Or… How I learned to stop worrying and count the zeros
The dB decibel scale can often be very intimidating to others, so here’s a quick way to simplify (i.e. no logs or powers) your explanation to two steps. The fundamental point to make is that a Bell is how many zeros. A decibel is the number of zeros multiplied by 10.
Let’s convert a ratio to dB. Pick 100. This number has a number 1 followed by two zeros before the decimal point.
- How many zeros? “2”. Multiply by 10. “20”
- Say that number. “20 dB”
Let’s reverse the process and convert dB to a ratio. Pick 40 dB.
- Divide by 10. “4”
- Four zeros before the decimal place is: “10000… ten thousand”
How about a more complicated case.

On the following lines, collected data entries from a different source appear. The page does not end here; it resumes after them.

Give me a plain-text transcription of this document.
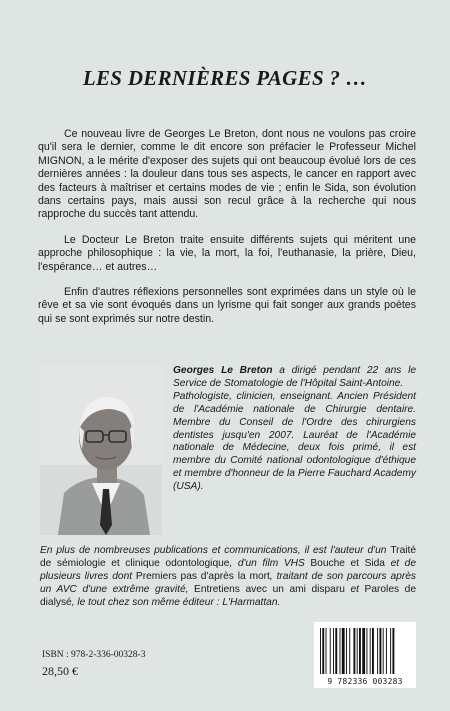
LES DERNIÈRES PAGES ? …

Ce nouveau livre de Georges Le Breton, dont nous ne voulons pas croire qu'il sera le dernier, comme le dit encore son préfacier le Professeur Michel MIGNON, a le mérite d'exposer des sujets qui ont beaucoup évolué lors de ces dernières années : la douleur dans tous ses aspects, le cancer en rapport avec des facteurs à maîtriser et certains modes de vie ; enfin le Sida, son évolution dans certains pays, mais aussi son recul grâce à la recherche qui nous rapproche du succès tant attendu.

Le Docteur Le Breton traite ensuite différents sujets qui méritent une approche philosophique : la vie, la mort, la foi, l'euthanasie, la prière, Dieu, l'espérance… et autres…

Enfin d'autres réflexions personnelles sont exprimées dans un style où le rêve et sa vie sont évoqués dans un lyrisme qui fait songer aux grands poètes qui se sont exprimés sur notre destin.

Georges Le Breton a dirigé pendant 22 ans le Service de Stomatologie de l'Hôpital Saint-Antoine.
Pathologiste, clinicien, enseignant. Ancien Président de l'Académie nationale de Chirurgie dentaire. Membre du Conseil de l'Ordre des chirurgiens dentistes jusqu'en 2007. Lauréat de l'Académie nationale de Médecine, deux fois primé, il est membre du Comité national odontologique d'éthique et membre d'honneur de la Pierre Fauchard Academy (USA).

En plus de nombreuses publications et communications, il est l'auteur d'un Traité de sémiologie et clinique odontologique, d'un film VHS Bouche et Sida et de plusieurs livres dont Premiers pas d'après la mort, traitant de son parcours après un AVC d'une extrême gravité, Entretiens avec un ami disparu et Paroles de dialysé, le tout chez son même éditeur : L'Harmattan.

ISBN : 978-2-336-00328-3
28,50 €
9 782336 003283
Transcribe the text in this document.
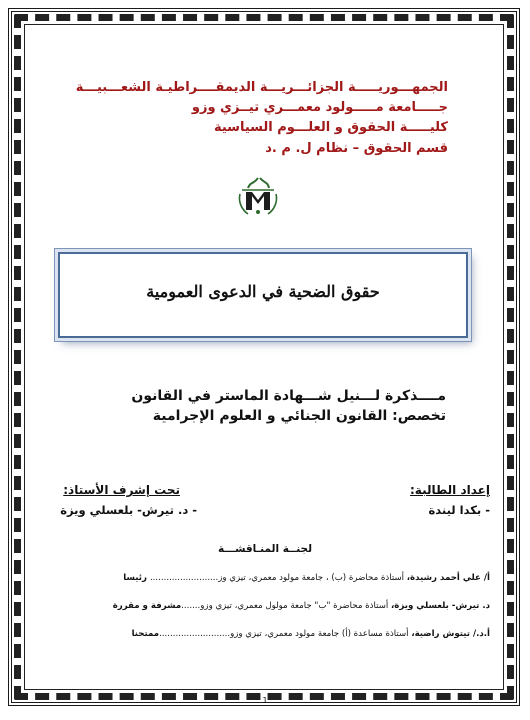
الجمهـــوريـــــة الجزائـــريـــة الديمقــــراطيـة الشعـــبيـــة
جـــــامعة مـــــولود معمـــري تيــزي وزو
كليـــــة الحقوق و العلـــوم السياسية
قسم الحقوق – نظام ل. م .د
حقوق الضحية في الدعوى العمومية
مــــذكرة لـــنيل شـــهادة الماستر في القانون
تخصص: القانون الجنائي و العلوم الإجرامية
إعداد الطالبة:
- بكدا ليندة
تحت إشرف الأستاذ:
- د. تيرش- بلعسلي ويزة
لجنــة المنـاقشـــة
أ/ علي أحمد رشيدة، أستاذة محاضرة (ب) ، جامعة مولود معمري، تيزي وز......................... رئيسا
د. تيرش- بلعسلي ويزة، أستاذة محاضرة "ب" جامعة مولول معمري، تيزي وزو.......مشرفة و مقررة
أ.د./ تيتوش راضية، أستاذة مساعدة (أ) جامعة مولود معمري، تيزي وزو..........................ممتحنا
1
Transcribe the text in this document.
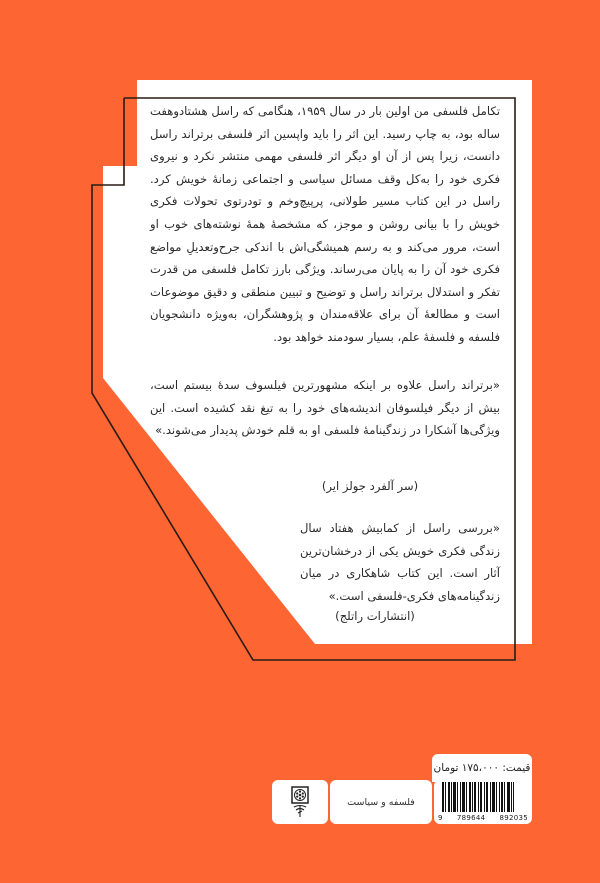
تکامل فلسفی من اولین بار در سال ۱۹۵۹، هنگامی که راسل هشتادوهفت ساله بود، به چاپ رسید. این اثر را باید واپسین اثر فلسفی برتراند راسل دانست، زیرا پس از آن او دیگر اثر فلسفی مهمی منتشر نکرد و نیروی فکری خود را به‌کل وقف مسائل سیاسی و اجتماعی زمانهٔ خویش کرد. راسل در این کتاب مسیر طولانی، پرپیچ‌وخم و تودرتوی تحولات فکری خویش را با بیانی روشن و موجز، که مشخصهٔ همهٔ نوشته‌های خوب او است، مرور می‌کند و به رسم همیشگی‌اش با اندکی جرح‌وتعدیلِ مواضع فکری خود آن را به پایان می‌رساند. ویژگی بارز تکامل فلسفی من قدرت تفکر و استدلال برتراند راسل و توضیح و تبیین منطقی و دقیق موضوعات است و مطالعهٔ آن برای علاقه‌مندان و پژوهشگران، به‌ویژه دانشجویان فلسفه و فلسفهٔ علم، بسیار سودمند خواهد بود.

«برتراند راسل علاوه بر اینکه مشهورترین فیلسوف سدهٔ بیستم است، بیش از دیگر فیلسوفان اندیشه‌های خود را به تیغ نقد کشیده است. این ویژگی‌ها آشکارا در زندگینامهٔ فلسفی او به قلم خودش پدیدار می‌شوند.»

(سر آلفرد جولز ایر)

«بررسی راسل از کمابیش هفتاد سال زندگی فکری خویش یکی از درخشان‌ترین آثار است. این کتاب شاهکاری در میان زندگینامه‌های فکری-فلسفی است.»

(انتشارات راتلج)
قیمت: ۱۷۵،۰۰۰ تومان
فلسفه و سیاست
9 789644 892035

Convert 25 dB to a ratio.
- Divide by 10. “2.5”
- Two and a half zeros before the decimal place is? “more than 100 and less than 1000” Yes, and half a decimal place is about 3. “So 300?” You got it. “25 dB is about 300”
Now, convert 564 to dB.
- How many zeros? “Almost the number 6 followed by two zeros. So 2” Yes, but we had a 6 in front of the zeros. 6 is worth about 75% of a decimal place. “So 2.75?” Exactly, now multiply by 10. “27.5”
- Say that number. “27.5 dB”
This approach is much easier to explain than defining dB = 10 log(R) and the inverse operation using pow(10) and gives much better intuition. So, in field work, I tend to just use this approach. This may seem trivial to experts, but any trick to increasing understanding and explain-ability is worth your consideration.